Yargıtay Kararı 2. Ceza Dairesi 2014/16606 E. 2015/20824 K. 16.11.2015 T.

YARGITAY KARARI
DAİRE : 2. Ceza Dairesi
ESAS NO : 2014/16606
KARAR NO : 2015/20824
KARAR TARİHİ : 16.11.2015

Tebliğname No : 2 – 2013/35042
MAHKEMESİ : Adana 6. Asliye Ceza Mahkemesi
TARİHİ : 27/12/2012
NUMARASI : 2011/434 (E) ve 2012/1379 (K)
SUÇ : Hırsızlık

Dosya incelenerek gereği düşünüldü;
Olay tarihinde mağdurun yolda yürüdüğü esnada arkadan bisiklet ile gelen bir şahsın mağdurun boynundaki kolyeyi çekip aldığı, olay yerinden uzaklaşırken mağdurun bağırması üzerine bir vatandaşın kaçan şahsın önüne geçip bisikleti tuttuğu ve yere düşen şahsın olay yerinden kaçtığı, aynı gün kollukça yapılan araştırmada mağdurun verdiği eşgale uyan sanığın yakalandığı ve yaptırılan teşhiste mağdurun sanığı teşhis ettiği, ancak yargılama aşamasında alınan beyanında, altın zincirini çalan şahsın huzurdaki sanık olmadığını, olaydan sonra şoka girdiğini, sanık sakallı olduğu için bu işi kendisinin yaptığına inandığını ancak şuanda sanığı inceleyince hırsızlığı işleyen kişinin sanık olmadığına emin olduğunu beyan ettiği, soruşturma aşamasında olay yeri inceleme ekibince bisiklet üzerinden alınan svapların inceleme yapılmak üzere Ankara Jandarma Kriminal Dairesine gönderildiği, Kriminal Dairesince yapılan inceleme sonucunda hazırlanan 13/08/2012 tarihli raporunda, “bisikletin sağ ve sol tutma kollarından alındığı belirtilen leke numuneleri DNA izalosyon çalışmasına cevap vermediğinden şüpheli S.. G..’den alındığı belirtilen kan numunesinden elde edilen DNA profili ile mukayesesi yapılamamıştır.” şeklinde belirtildiği, Ankara Kriminal Polis Laboratuvarının 27/09/2012 tarihli raporunda ise şüpheli S.. G..’den alınan kan örneğinden elde edildiği belirtilken DNA profili ile İstanbul Kriminal Polis Laboratuvar Müdürlüğü’nün İst.

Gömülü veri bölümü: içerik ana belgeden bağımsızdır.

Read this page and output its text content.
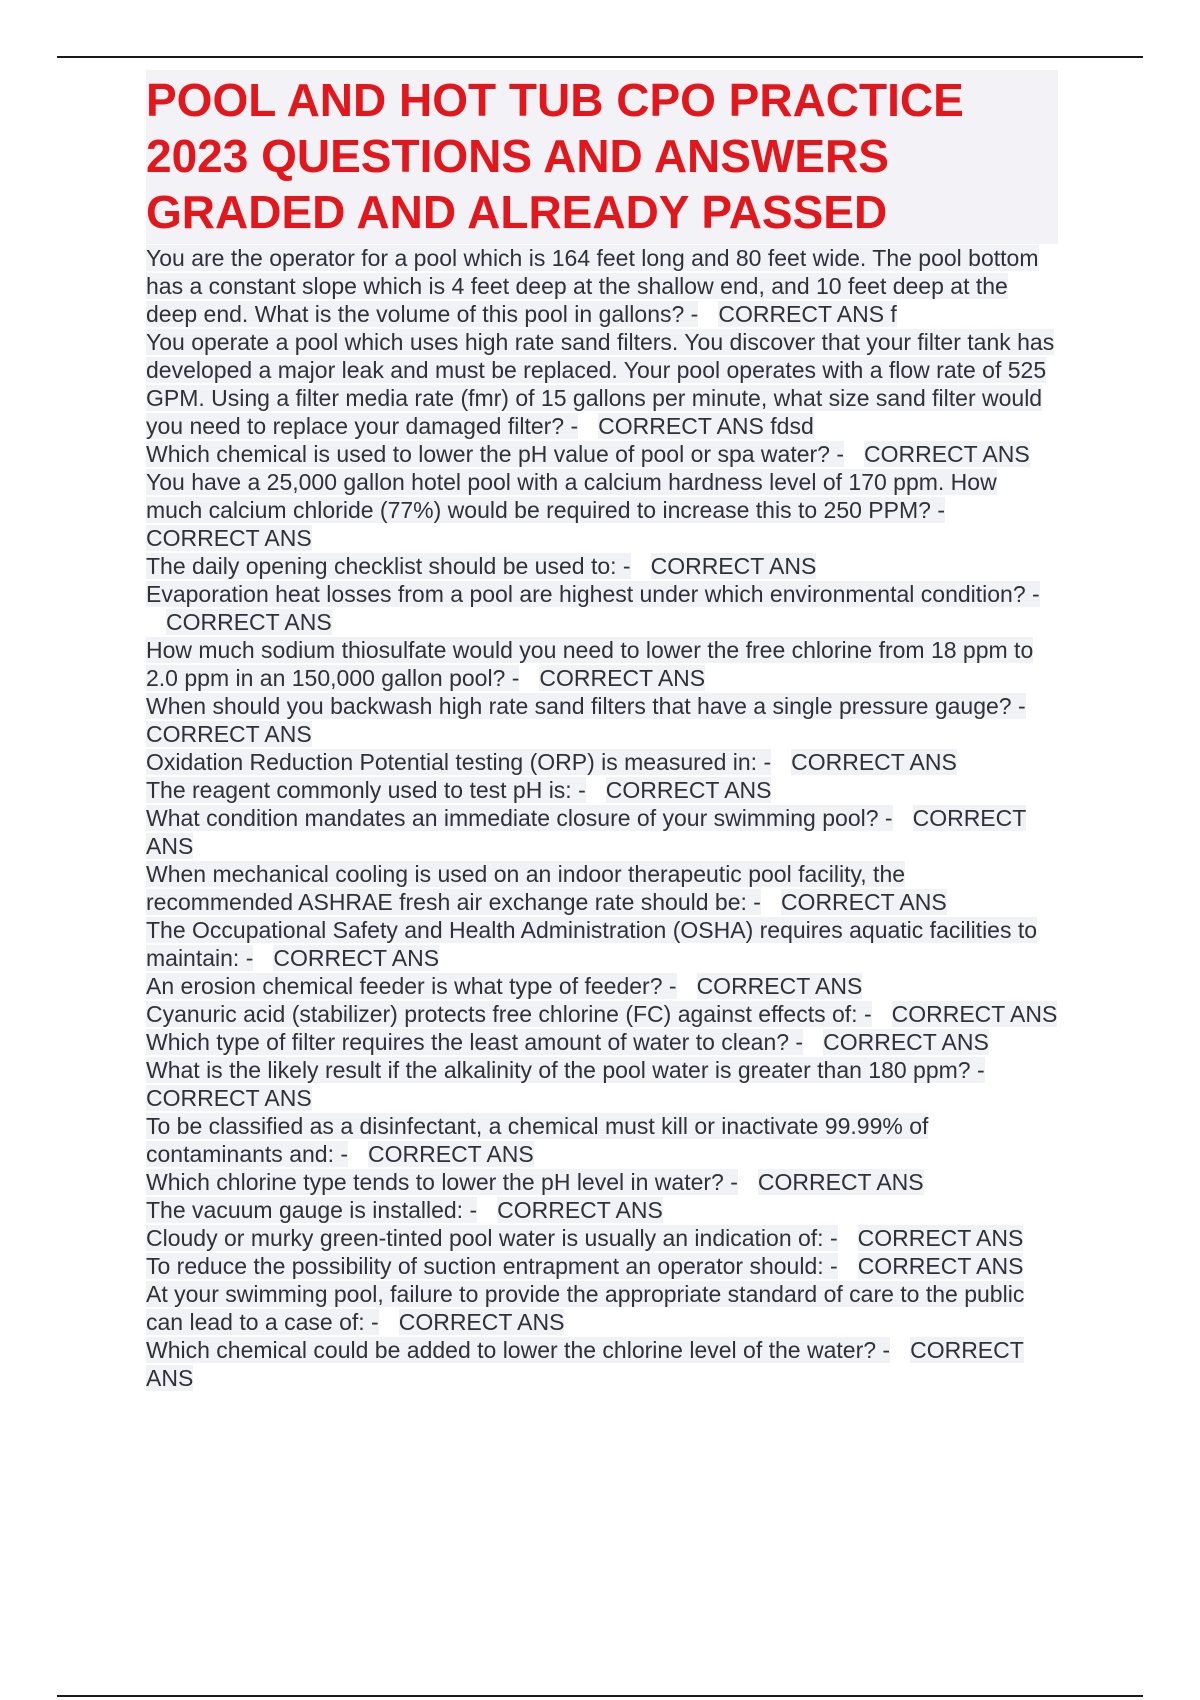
POOL AND HOT TUB CPO PRACTICE 2023 QUESTIONS AND ANSWERS GRADED AND ALREADY PASSED

You are the operator for a pool which is 164 feet long and 80 feet wide. The pool bottom has a constant slope which is 4 feet deep at the shallow end, and 10 feet deep at the deep end. What is the volume of this pool in gallons? - CORRECT ANS f

You operate a pool which uses high rate sand filters. You discover that your filter tank has developed a major leak and must be replaced. Your pool operates with a flow rate of 525 GPM. Using a filter media rate (fmr) of 15 gallons per minute, what size sand filter would you need to replace your damaged filter? - CORRECT ANS fdsd

Which chemical is used to lower the pH value of pool or spa water? - CORRECT ANS

You have a 25,000 gallon hotel pool with a calcium hardness level of 170 ppm. How much calcium chloride (77%) would be required to increase this to 250 PPM? -CORRECT ANS

The daily opening checklist should be used to: - CORRECT ANS

Evaporation heat losses from a pool are highest under which environmental condition? -CORRECT ANS

How much sodium thiosulfate would you need to lower the free chlorine from 18 ppm to 2.0 ppm in an 150,000 gallon pool? - CORRECT ANS

When should you backwash high rate sand filters that have a single pressure gauge? -CORRECT ANS

Oxidation Reduction Potential testing (ORP) is measured in: - CORRECT ANS

The reagent commonly used to test pH is: - CORRECT ANS

What condition mandates an immediate closure of your swimming pool? - CORRECT ANS

When mechanical cooling is used on an indoor therapeutic pool facility, the recommended ASHRAE fresh air exchange rate should be: - CORRECT ANS

The Occupational Safety and Health Administration (OSHA) requires aquatic facilities to maintain: - CORRECT ANS

An erosion chemical feeder is what type of feeder? - CORRECT ANS

Cyanuric acid (stabilizer) protects free chlorine (FC) against effects of: - CORRECT ANS

Which type of filter requires the least amount of water to clean? - CORRECT ANS

What is the likely result if the alkalinity of the pool water is greater than 180 ppm? -CORRECT ANS

To be classified as a disinfectant, a chemical must kill or inactivate 99.99% of contaminants and: - CORRECT ANS

Which chlorine type tends to lower the pH level in water? - CORRECT ANS

The vacuum gauge is installed: - CORRECT ANS

Cloudy or murky green-tinted pool water is usually an indication of: - CORRECT ANS

To reduce the possibility of suction entrapment an operator should: - CORRECT ANS

At your swimming pool, failure to provide the appropriate standard of care to the public can lead to a case of: - CORRECT ANS

Which chemical could be added to lower the chlorine level of the water? - CORRECT ANS
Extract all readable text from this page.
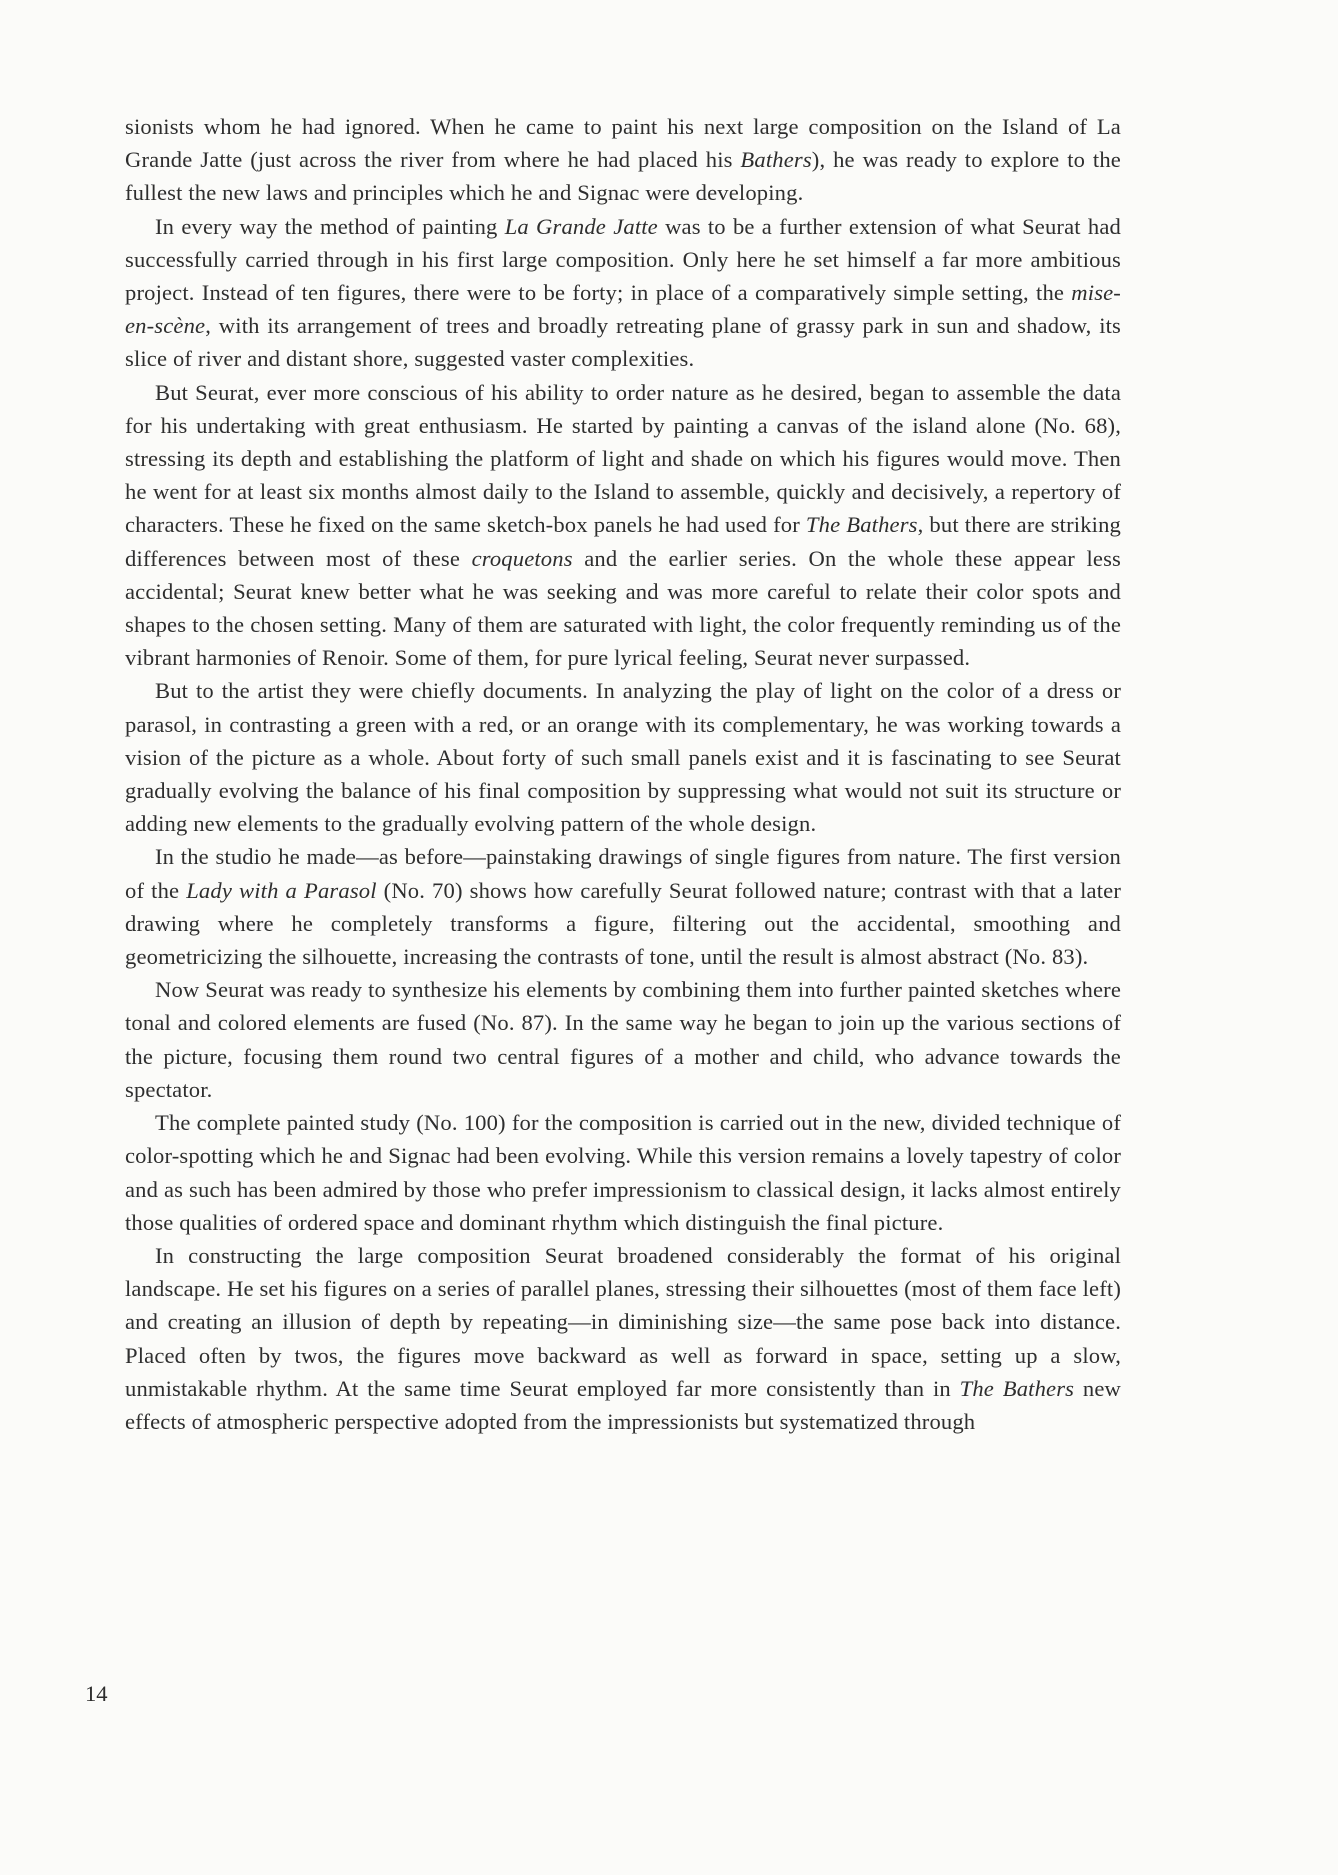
sionists whom he had ignored. When he came to paint his next large composition on the Island of La Grande Jatte (just across the river from where he had placed his Bathers), he was ready to explore to the fullest the new laws and principles which he and Signac were developing.

In every way the method of painting La Grande Jatte was to be a further extension of what Seurat had successfully carried through in his first large composition. Only here he set himself a far more ambitious project. Instead of ten figures, there were to be forty; in place of a comparatively simple setting, the mise-en-scène, with its arrangement of trees and broadly retreating plane of grassy park in sun and shadow, its slice of river and distant shore, suggested vaster complexities.

But Seurat, ever more conscious of his ability to order nature as he desired, began to assemble the data for his undertaking with great enthusiasm. He started by painting a canvas of the island alone (No. 68), stressing its depth and establishing the platform of light and shade on which his figures would move. Then he went for at least six months almost daily to the Island to assemble, quickly and decisively, a repertory of characters. These he fixed on the same sketch-box panels he had used for The Bathers, but there are striking differences between most of these croquetons and the earlier series. On the whole these appear less accidental; Seurat knew better what he was seeking and was more careful to relate their color spots and shapes to the chosen setting. Many of them are saturated with light, the color frequently reminding us of the vibrant harmonies of Renoir. Some of them, for pure lyrical feeling, Seurat never surpassed.

But to the artist they were chiefly documents. In analyzing the play of light on the color of a dress or parasol, in contrasting a green with a red, or an orange with its complementary, he was working towards a vision of the picture as a whole. About forty of such small panels exist and it is fascinating to see Seurat gradually evolving the balance of his final composition by suppressing what would not suit its structure or adding new elements to the gradually evolving pattern of the whole design.

In the studio he made—as before—painstaking drawings of single figures from nature. The first version of the Lady with a Parasol (No. 70) shows how carefully Seurat followed nature; contrast with that a later drawing where he completely transforms a figure, filtering out the accidental, smoothing and geometricizing the silhouette, increasing the contrasts of tone, until the result is almost abstract (No. 83).

Now Seurat was ready to synthesize his elements by combining them into further painted sketches where tonal and colored elements are fused (No. 87). In the same way he began to join up the various sections of the picture, focusing them round two central figures of a mother and child, who advance towards the spectator.

The complete painted study (No. 100) for the composition is carried out in the new, divided technique of color-spotting which he and Signac had been evolving. While this version remains a lovely tapestry of color and as such has been admired by those who prefer impressionism to classical design, it lacks almost entirely those qualities of ordered space and dominant rhythm which distinguish the final picture.

In constructing the large composition Seurat broadened considerably the format of his original landscape. He set his figures on a series of parallel planes, stressing their silhouettes (most of them face left) and creating an illusion of depth by repeating—in diminishing size—the same pose back into distance. Placed often by twos, the figures move backward as well as forward in space, setting up a slow, unmistakable rhythm. At the same time Seurat employed far more consistently than in The Bathers new effects of atmospheric perspective adopted from the impressionists but systematized through

14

BYLŞ.2006/00186 sayılı uzmanlık raporunda belirtilen genotip arasında uyum bulunduğunun belirtildiği, ancak Ankara Kriminal Polis Laboratuvarının raporunda belirtilen DNA profilinin bisikletin sağ ve sol tutma kollarından
alınan numunelerden değil şüpheli S.. G..’den alınan kan örneğinden elde edildiğinin belirtilmesi karşısında, tebliğnamenin bozma isteyen düşüncesine katılınmamıştır.
Yapılan duruşmaya toplanan delillere, gerekçeye hâkimin kanaat ve takdirine göre temyiz itirazları yerinde olmadığından reddiyle hükmün ONANMASINA, 16/11/2015 gününde oybirliğiyle karar verildi.